In a speech on Friday, Mann said she is concerned about a self-reinforcing dynamic between wages and prices, and that it’s up to the BOE to temper expectations for those increases. She also hinted that decisive action now could reduce the pace of tightening needed in the future.

The comments are likely to be the last from a central bank official before the February decision, when economists and investors expect the BOE to hike interest rates for the second consecutive meeting. U.K. inflation is currently at a three-decade high of 5.4% and is likely to surpass triple the level of the central bank’s goal.

Expectations for a 25-basis-point next month held steady after her remarks, with traders pricing in a roughly 90% chance of such a move.

“Going into 2022, current price and wage expectations coming from” BOE surveys “are inconsistent with the 2% target, and if they are realized in 2022 are likely to keep inflation strong for longer,” Mann said Friday in the text of a speech to the Official Monetary and Financial Institutions Forum. 

“In my view, the objective for monetary policy now should be to lean against this “strong-for-longer” scenario, but at what time horizon and using what tool?”

Mann said she would make her decision about her vote in February only after reviewing the BOE’s latest forecasts.
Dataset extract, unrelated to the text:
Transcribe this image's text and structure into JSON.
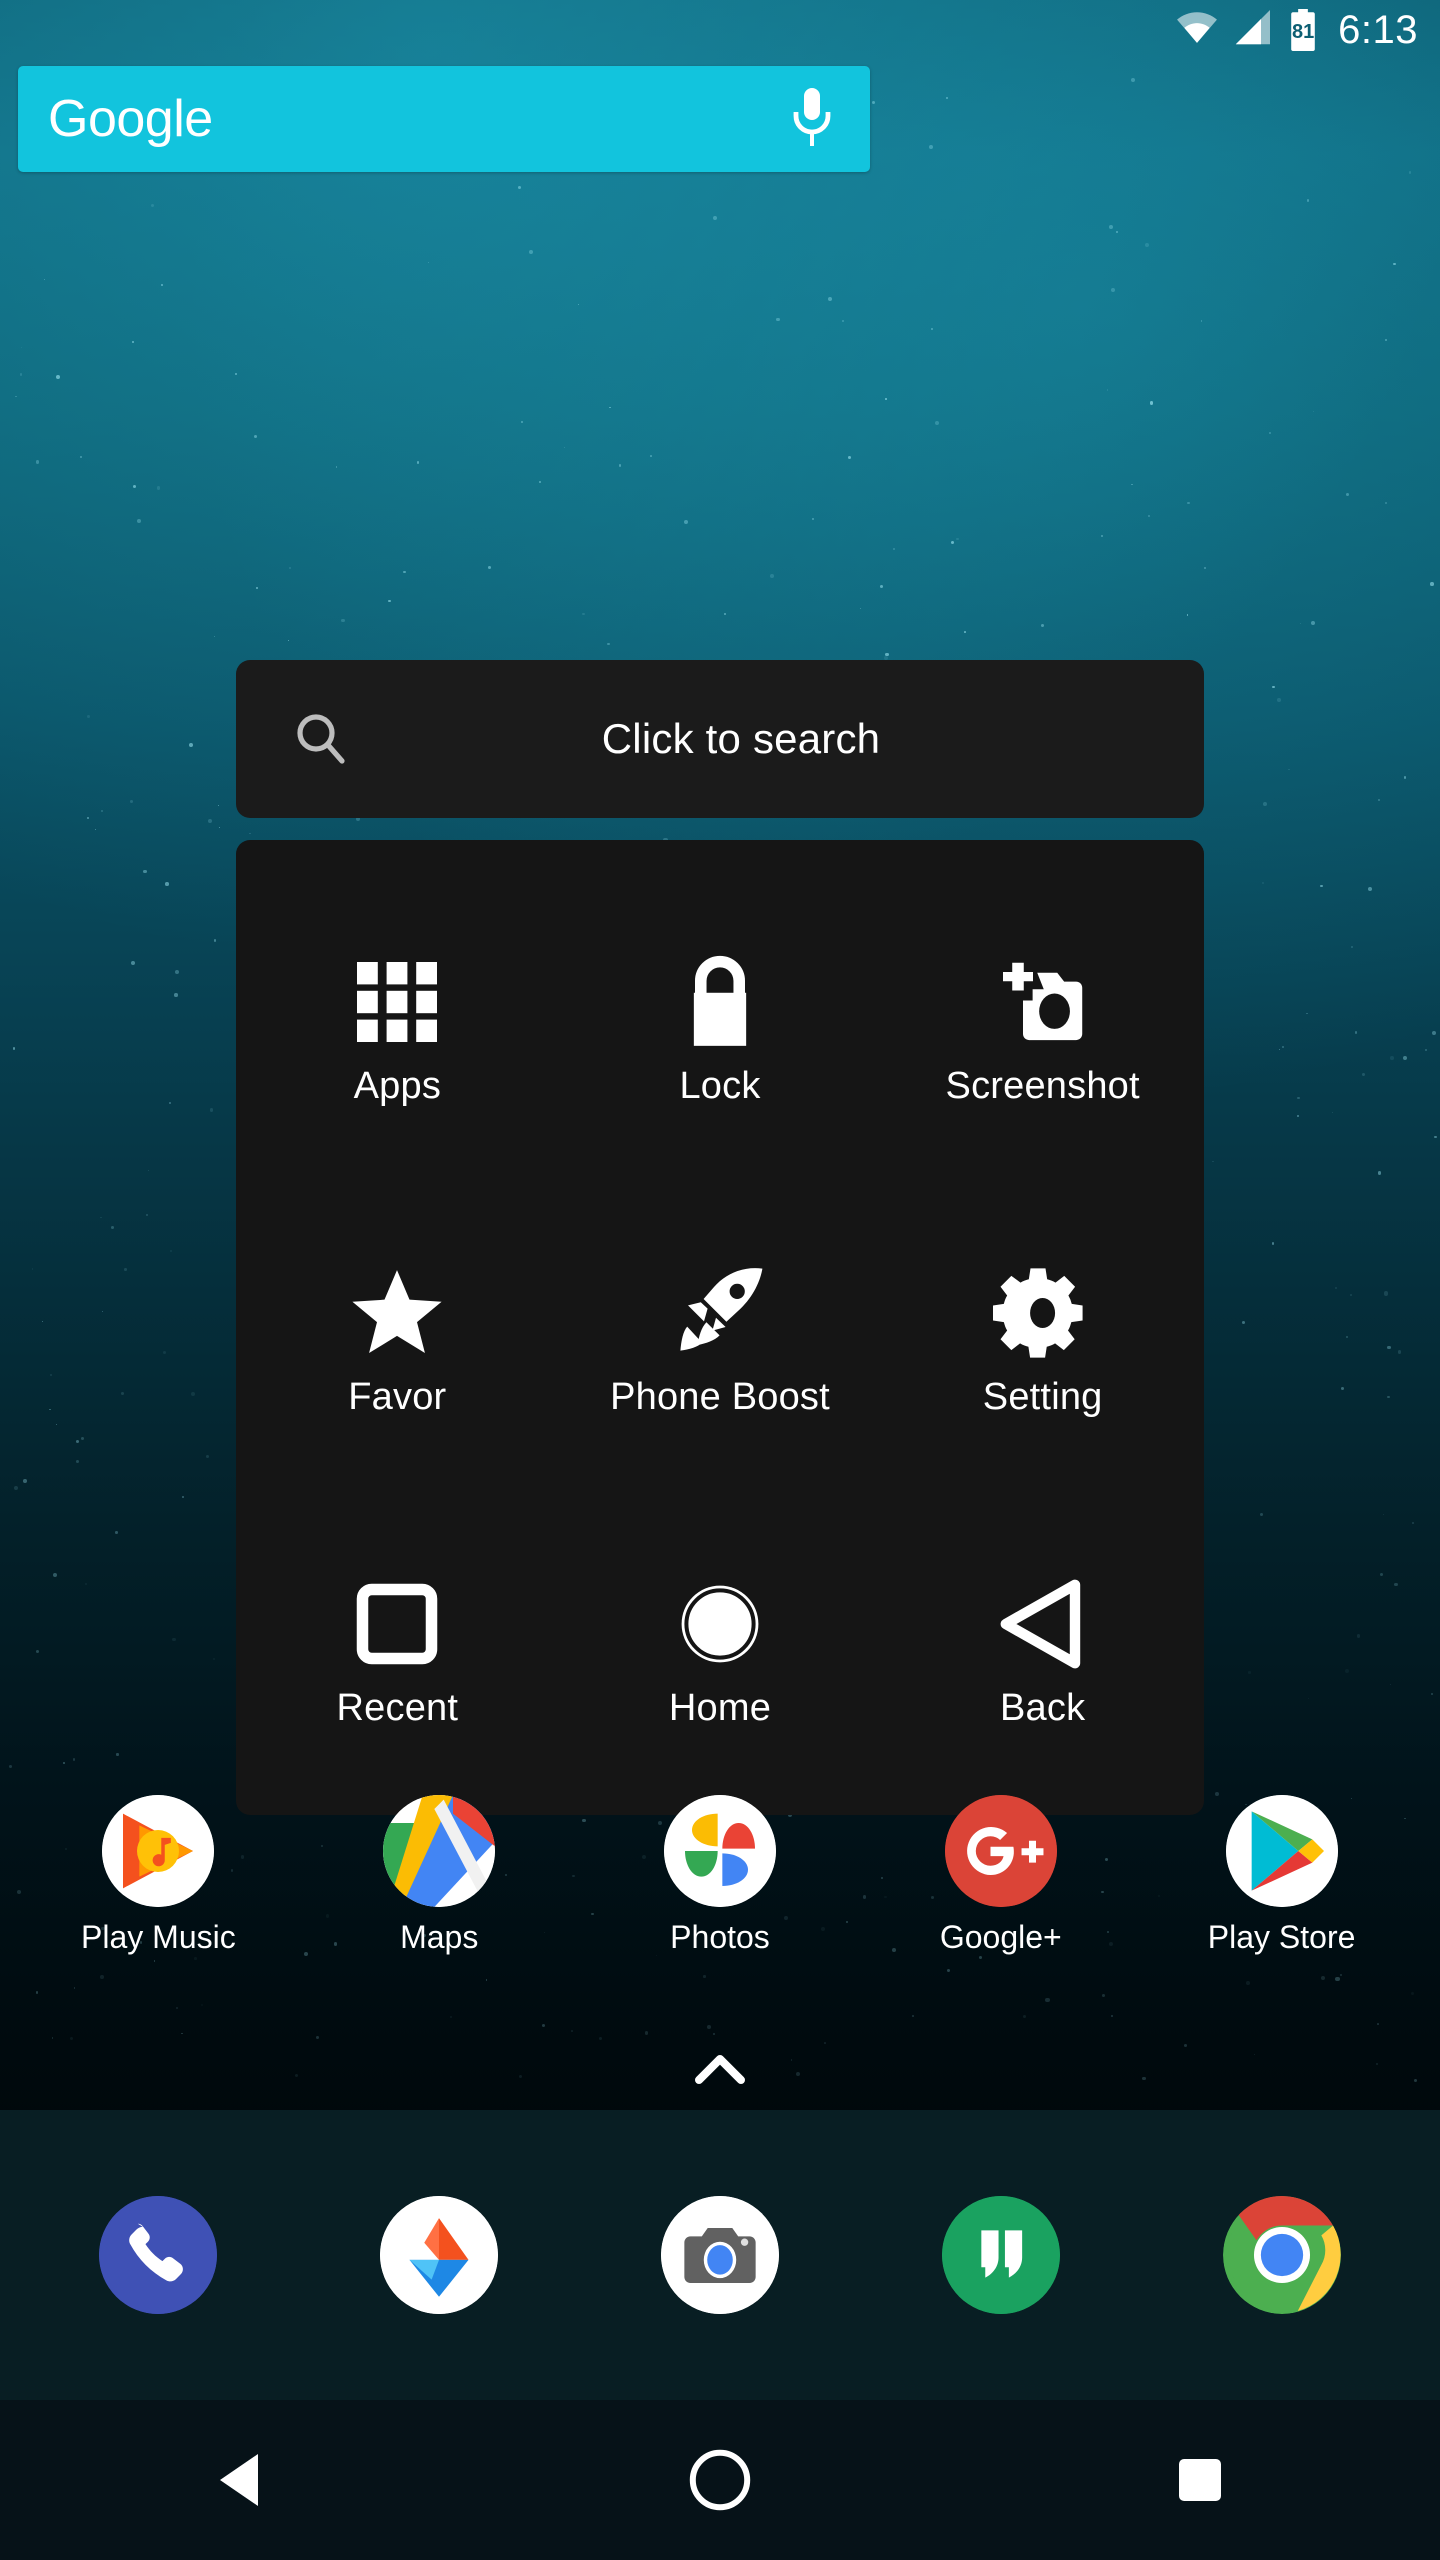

Still, she also highlighted reasons to think BOE could afford to move slowly on rate hikes further out, including moves made by global central banks such as the Federal Reserve.
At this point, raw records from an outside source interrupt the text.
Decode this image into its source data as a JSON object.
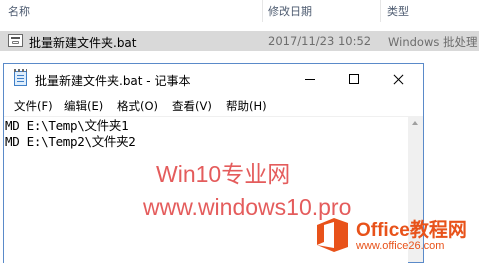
{
  "explorer": {
    "columns": {
      "name": "名称",
      "date_modified": "修改日期",
      "type": "类型"
    },
    "file": {
      "name": "批量新建文件夹.bat",
      "date_modified": "2017/11/23 10:52",
      "type": "Windows 批处理"
    }
  },
  "notepad": {
    "title": "批量新建文件夹.bat - 记事本",
    "menu": {
      "file": "文件(F)",
      "edit": "编辑(E)",
      "format": "格式(O)",
      "view": "查看(V)",
      "help": "帮助(H)"
    },
    "content_lines": [
      "MD E:\\Temp\\文件夹1",
      "MD E:\\Temp2\\文件夹2"
    ]
  },
  "watermark": {
    "line1": "Win10专业网",
    "line2": "www.windows10.pro"
  },
  "office_logo": {
    "brand": "Office教程网",
    "site": "www.office26.com"
  },
  "colors": {
    "watermark": "#e24b4b",
    "office_accent": "#e8521a",
    "window_border": "#5a8ac9",
    "selected_row": "#d9d9d9"
  }
}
If policy makers can bring about a change in inflation expectations through their actions, “it could mean that a shallower path of future rate rises is needed to bring inflation back to target,” she said.

She also voiced optimism that upward pressure on goods prices will dissipate as competitive pressures reassert themselves following the pandemic.

“That competitive pressure I think is a driver that is ultimately going to be the one that keeps global goods prices in check,” Mann said in response to a question following her speech. “Competitive pressure for firms around the world is going to reassert itself.”

(Updates with more comments from speech from second paragraph.)